Unfortunately, a panel of judges from the Court of Appeals for the Ninth Circuit unanimously overturned the district court’s decision, reasoning that Qualcomm’s conduct was “hypercompetitive” but not “anticompetitive,” and therefore not a violation of antitrust law.

To reach that result, the appellate court made the patent grant more powerful and antitrust law weaker than ever.

According to the Ninth Circuit, patent owners don’t have a duty to let anyone use what their patent covers, and therefore Qualcomm had no duty to license its SEPs to anyone. But that view ignores promises Qualcomm made to license its SEPs on reasonable and non-discriminatory terms—promises that have been consistently enforced.

It also means ignoring principles like the essential facilities doctrine, which limits the ability of a monopolist with hold-up power over an essential facility (like a port) to shut out rivals. Instead, the Ninth Circuit held rather simplistically that a duty to deal could arise only if the monopolist had provided access, and then reversed its policy.

But even when Qualcomm restricted its licensing policies in critical ways, the Ninth Circuit found reasons to approve those restrictions.

For example, Qualcomm stopped licensing its patents to chip manufacturers and started licensing them only to original equipment manufacturers (OEM). This let Qualcomm charge a much higher royalty rate based on the high retail price of the end user devices, like smartphones and tablets, that OEMs make and sell.

If Qualcomm had continued to license to chip suppliers, its patents would be “exhausted” once the chips were sold to OEMs, extinguishing Qualcomm’s right to assert its patents and control how the chips were used.

Patent exhaustion is a century-old doctrine that protects the rights of consumers to use things they buy without getting the patent owner’s permission again and again. Patent exhaustion is important because it prevents price-gouging, but also because it protects space for innovation by letting people use things they buy freely, including to build innovations of their own.
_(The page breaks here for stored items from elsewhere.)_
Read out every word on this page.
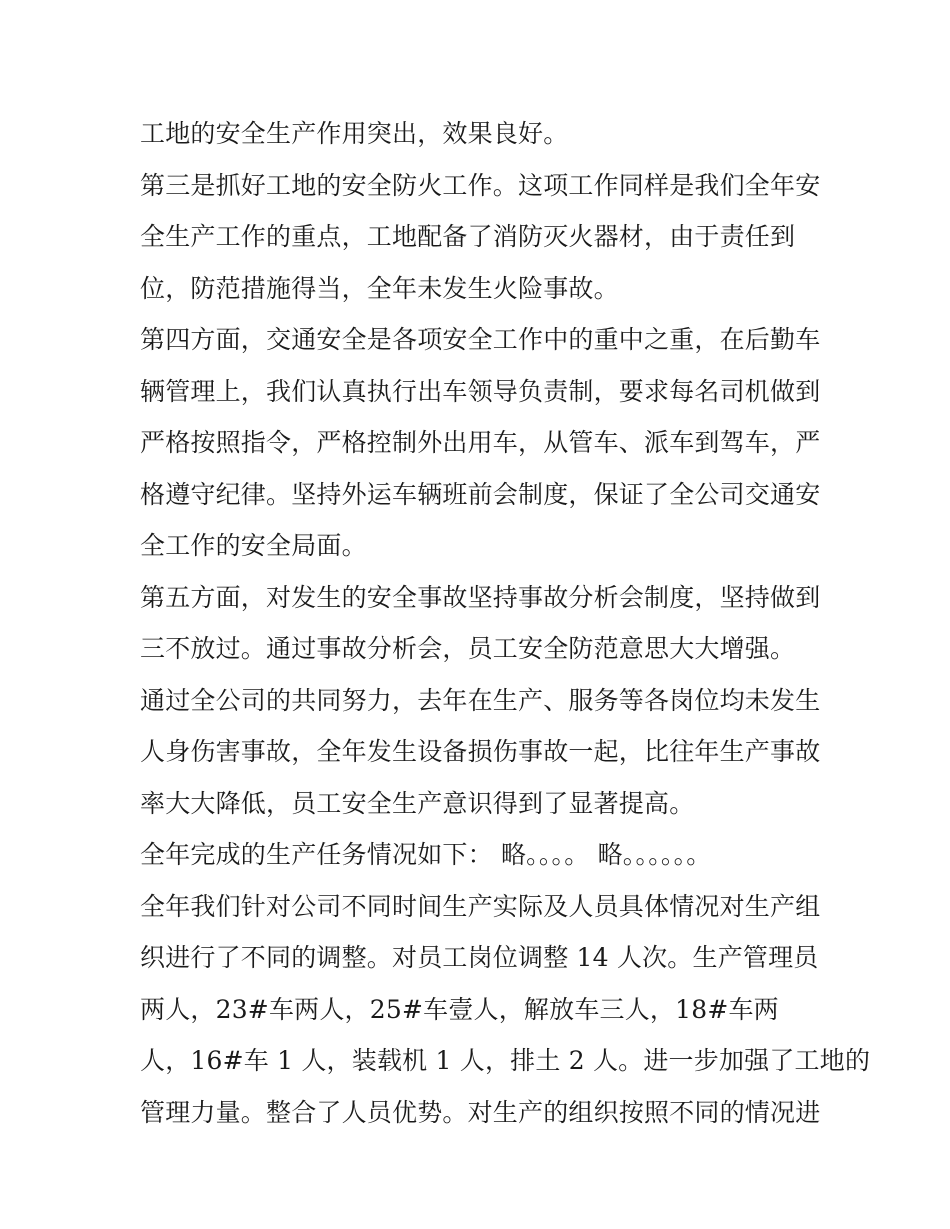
工地的安全生产作用突出，效果良好。
第三是抓好工地的安全防火工作。这项工作同样是我们全年安
全生产工作的重点，工地配备了消防灭火器材，由于责任到
位，防范措施得当，全年未发生火险事故。
第四方面，交通安全是各项安全工作中的重中之重，在后勤车
辆管理上，我们认真执行出车领导负责制，要求每名司机做到
严格按照指令，严格控制外出用车，从管车、派车到驾车，严
格遵守纪律。坚持外运车辆班前会制度，保证了全公司交通安
全工作的安全局面。
第五方面，对发生的安全事故坚持事故分析会制度，坚持做到
三不放过。通过事故分析会，员工安全防范意思大大增强。
通过全公司的共同努力，去年在生产、服务等各岗位均未发生
人身伤害事故，全年发生设备损伤事故一起，比往年生产事故
率大大降低，员工安全生产意识得到了显著提高。
全年完成的生产任务情况如下： 略。。。。 略。。。。。。
全年我们针对公司不同时间生产实际及人员具体情况对生产组
织进行了不同的调整。对员工岗位调整 14 人次。生产管理员
两人，23#车两人，25#车壹人，解放车三人，18#车两
人，16#车 1 人，装载机 1 人，排土 2 人。进一步加强了工地的
管理力量。整合了人员优势。对生产的组织按照不同的情况进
The doctrine thus helps patent law serve its underlying goal—promoting economic growth and innovation. In other words, the doctrine of exhaustion is baked into the patent grant; it is not optional.

Nevertheless, the Ninth Circuit approved of Qualcomm’s efforts to avoid exhaustion—even when that meant cutting off access to previous licensees (chip-makers) in ways that let Qualcomm charge far more in licensing fees than its SEPs could possibly have contributed to the retail value of the final product.

It makes no sense that Qualcomm could contract around a fundamental principle like patent exhaustion, but at the same time did not assume any antitrust duty to deal under these circumstances. Worse, it’s harmful for the economy, innovation, and consumers.

Unfortunately, the kind of harm that antitrust law recognizes is limited to harm affecting “competition” or the “competitive process.”

Antitrust law, at least as the Ninth Circuit interprets it, doesn’t do nearly enough to address the harm downstream consumers experience when they pay inflated prices for high-tech devices, and miss out on innovation that might have developed from fair, reasonable, and non-discriminatory licensing practices.

The Federal Trade Commission’s decision not to petition the Supreme Court for review of the Qualcomm case, which was correctly decided at the district court level and unwisely reversed by the Ninth Circuit, it throwing the towel on a fight that is worth winning. Qualcomm’s unlawful abuse of a monopoly taxes its competitors’ baseband processor sales, reduces competitors’ ability to innovate, and raises prices paid by consumers for cell phones and tablets and other products that use baseband processors, semiconductor devices that Qualcomm has patented.